Cerner will hire 12,000 new employees by 2020, Neal Patterson says to the government of KCMO to soothe the civic feathers he ruffled by choosing the Kansas side of the border for his soccer and HIT complex.
Thanks to Kronos for becoming an HIStalk Platinum Sponsor. The Chelmsford, MA company offers a wide range of workforce management systems that optimize the cost of delivering quality care, minimize risk due to noncompliance with requirements, and maximize productivity. Some of its applications include timekeeping, human resources management, payroll, workforce analytics, employee scheduling, and absence management. They have several research and case study papers on their site. My thanks to Kronos for supporting HIStalk and its readers.
Results from my poll about vendors notifying customers when their software has patient-endangering problem: 37% said their vendors were bad about that, 39% said mediocre, 25% said good. New poll to your right: how much impact will Dell have on the healthcare IT market now that it will offer EMR hardware, software, and services?
I like this idea: an online debate on whether to implement CPOE vs. barcoded medication administration first. It features two highly regarded pharmacists with informatics expertise.
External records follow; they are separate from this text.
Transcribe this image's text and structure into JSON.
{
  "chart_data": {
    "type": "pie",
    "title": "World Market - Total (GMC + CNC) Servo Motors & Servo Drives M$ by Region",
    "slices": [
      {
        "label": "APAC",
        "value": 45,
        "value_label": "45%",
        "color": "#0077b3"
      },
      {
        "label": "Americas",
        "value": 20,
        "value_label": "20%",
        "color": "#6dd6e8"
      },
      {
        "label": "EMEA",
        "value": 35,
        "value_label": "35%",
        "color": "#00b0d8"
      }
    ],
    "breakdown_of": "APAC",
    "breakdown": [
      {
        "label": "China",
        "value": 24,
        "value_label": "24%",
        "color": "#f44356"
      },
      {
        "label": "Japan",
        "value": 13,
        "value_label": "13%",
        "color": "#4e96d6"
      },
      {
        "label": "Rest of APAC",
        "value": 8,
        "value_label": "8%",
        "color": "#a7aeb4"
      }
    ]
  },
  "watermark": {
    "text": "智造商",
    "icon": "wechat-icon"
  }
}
I think I may have joked before that RHIOs might as well try for ARRA grants as regional extension centers since they often don’t have a business model otherwise. Apparently it’s no joke: the Harrisburg Health Information Exchange (PA) submits its grant request.
Another reason to ignore stock analysts who cover industries they clearly know nothing about: this article covering Dell’s announcement about reselling EMRs is full of eye-rolling inaccuracies: (a) the headline says Dell will “make” electronic records; (b) it calls EMRs “the device”; and (c) it opines that Dell’s big competitors will be Google and Microsoft, apparently confusing PHRs with EMRs.
An odd lineup on yesterday’s CBS News Sunday Morning: “Dennis Quaid discusses electronic medical records; the end of ‘Guiding Light’; poetry; upcoming fall films.” Dennis’s G.I. Joe did great until word got around, disappearing without a trace after three weeks. He’s up next in the sci-fi (or is it Syfy?) thriller Pandorum, which opens September 25. The trailer looks lame to me, but my taste varies considerably from the apparent mainstream.
Merge Health extends its agreement with Russian medical equipment vendor Rossyln Medical, which will integrate Merge’s PACS technologies into its custom solutions.